Discovery of in Vivo Chemical Probes for Treating Alzheimer's Disease: Dual Phosphodiesterase 5 (PDE5) and Class i Histone Deacetylase Selective Inhibitors
Rabal, Obdulia,Sánchez-Arias, Juan A.,Cuadrado-Tejedor, Mar,De Miguel, Irene,Pérez-González, Marta,García-Barroso, Carolina,Ugarte, Ana,Estella-Hermoso De Mendoza, Ander,Sáez, Elena,Espelosin, Maria,Ursua, Susana,Haizhong, Tan,Wei, Wu,Musheng, Xu,Garcia-Osta, Ana,Oyarzabal, Julen
, p. 1765 - 1782 (2019/01/08)
In order to determine the contributions of histone deacetylase (HDAC) isoforms to the beneficial effects of dual phosphodiesterase 5 (PDE5) and pan-HDAC inhibitors on in vivo models of Alzheimer's disease (AD), we have designed, synthesized, and tested novel chemical probes with the desired target compound profile of PDE5 and class I HDAC selective inhibitors. Compared to previous hydroxamate-based series, these molecules exhibit longer residence times on HDACs.
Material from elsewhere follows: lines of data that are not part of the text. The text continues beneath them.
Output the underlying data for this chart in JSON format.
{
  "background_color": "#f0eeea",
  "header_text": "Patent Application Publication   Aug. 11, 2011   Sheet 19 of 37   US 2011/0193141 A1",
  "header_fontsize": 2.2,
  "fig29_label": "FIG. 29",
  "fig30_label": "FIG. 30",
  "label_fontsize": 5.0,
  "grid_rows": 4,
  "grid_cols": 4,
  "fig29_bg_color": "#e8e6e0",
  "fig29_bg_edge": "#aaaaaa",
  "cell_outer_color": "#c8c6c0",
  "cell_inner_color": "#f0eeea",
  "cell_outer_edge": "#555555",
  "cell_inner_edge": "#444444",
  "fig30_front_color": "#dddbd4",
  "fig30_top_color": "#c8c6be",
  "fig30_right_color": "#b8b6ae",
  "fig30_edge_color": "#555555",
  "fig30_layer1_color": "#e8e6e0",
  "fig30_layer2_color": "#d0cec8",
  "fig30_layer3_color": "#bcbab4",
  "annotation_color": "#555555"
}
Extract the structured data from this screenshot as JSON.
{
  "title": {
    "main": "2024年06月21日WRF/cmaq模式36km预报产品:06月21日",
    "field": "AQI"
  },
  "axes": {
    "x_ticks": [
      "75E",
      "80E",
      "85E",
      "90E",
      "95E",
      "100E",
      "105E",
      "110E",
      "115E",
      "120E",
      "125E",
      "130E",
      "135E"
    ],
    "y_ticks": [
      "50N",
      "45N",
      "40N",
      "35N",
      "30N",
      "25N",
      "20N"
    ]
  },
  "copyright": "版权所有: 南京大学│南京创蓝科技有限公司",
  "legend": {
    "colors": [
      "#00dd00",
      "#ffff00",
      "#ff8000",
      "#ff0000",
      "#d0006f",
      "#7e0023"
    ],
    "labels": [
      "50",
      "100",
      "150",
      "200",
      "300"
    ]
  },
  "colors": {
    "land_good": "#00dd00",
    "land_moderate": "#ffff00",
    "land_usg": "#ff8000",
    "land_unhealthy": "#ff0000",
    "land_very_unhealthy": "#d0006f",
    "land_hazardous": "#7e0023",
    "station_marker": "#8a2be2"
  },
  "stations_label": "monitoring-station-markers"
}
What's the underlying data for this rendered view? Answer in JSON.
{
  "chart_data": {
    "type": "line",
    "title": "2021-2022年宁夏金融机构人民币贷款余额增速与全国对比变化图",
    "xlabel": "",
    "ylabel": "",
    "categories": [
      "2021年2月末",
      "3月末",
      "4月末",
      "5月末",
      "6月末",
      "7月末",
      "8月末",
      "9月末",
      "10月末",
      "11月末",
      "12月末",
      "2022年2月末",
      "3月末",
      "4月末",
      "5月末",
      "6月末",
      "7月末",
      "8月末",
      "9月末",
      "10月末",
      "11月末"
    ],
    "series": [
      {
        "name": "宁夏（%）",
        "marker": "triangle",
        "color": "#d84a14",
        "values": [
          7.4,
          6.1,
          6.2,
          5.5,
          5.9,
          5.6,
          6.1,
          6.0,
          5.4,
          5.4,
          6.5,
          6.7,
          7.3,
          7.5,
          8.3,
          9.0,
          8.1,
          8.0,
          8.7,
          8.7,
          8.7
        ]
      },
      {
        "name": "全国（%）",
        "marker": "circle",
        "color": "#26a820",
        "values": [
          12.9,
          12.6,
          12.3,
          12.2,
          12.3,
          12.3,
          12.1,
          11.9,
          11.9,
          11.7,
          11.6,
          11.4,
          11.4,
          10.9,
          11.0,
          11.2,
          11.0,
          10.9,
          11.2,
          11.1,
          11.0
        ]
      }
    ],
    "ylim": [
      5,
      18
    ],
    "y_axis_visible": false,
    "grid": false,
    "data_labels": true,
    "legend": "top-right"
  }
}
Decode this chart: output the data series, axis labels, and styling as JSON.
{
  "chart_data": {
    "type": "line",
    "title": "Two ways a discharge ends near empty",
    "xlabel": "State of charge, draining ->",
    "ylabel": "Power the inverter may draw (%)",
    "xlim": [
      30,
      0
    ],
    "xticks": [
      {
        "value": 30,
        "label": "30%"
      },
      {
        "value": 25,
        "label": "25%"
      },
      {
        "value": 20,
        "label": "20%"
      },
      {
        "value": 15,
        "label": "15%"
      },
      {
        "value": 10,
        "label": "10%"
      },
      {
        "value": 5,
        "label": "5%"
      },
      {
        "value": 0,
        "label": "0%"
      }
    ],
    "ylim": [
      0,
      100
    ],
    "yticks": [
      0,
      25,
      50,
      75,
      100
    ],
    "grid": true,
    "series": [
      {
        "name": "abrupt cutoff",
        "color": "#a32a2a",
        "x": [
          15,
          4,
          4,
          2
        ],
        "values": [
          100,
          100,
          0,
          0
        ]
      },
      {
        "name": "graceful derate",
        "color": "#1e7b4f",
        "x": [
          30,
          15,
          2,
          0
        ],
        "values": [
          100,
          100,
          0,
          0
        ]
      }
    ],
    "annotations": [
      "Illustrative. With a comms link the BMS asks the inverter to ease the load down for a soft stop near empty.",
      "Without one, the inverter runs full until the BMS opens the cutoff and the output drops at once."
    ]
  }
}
In this scenario, shorter or longer preincubation times may have a significant impact on the IC50 values of these compounds and therefore on their corresponding selectivity profiles on the different HDAC isoforms. On the other hand, different chemical series have been explored and, as expected, some pairwise comparisons show a clear impact of the scaffold on biological responses (e.g., 35a vs 40a). The lead identification process led to compound 29a, which shows an adequate ADME-Tox profile and in vivo target engagement (histone acetylation and cAMP/cGMP response element-binding (CREB) phosphorylation) in the central nervous system (CNS), suggesting that this compound represents an optimized chemical probe; thus, 29a has been assayed in a mouse model of AD (Tg2576).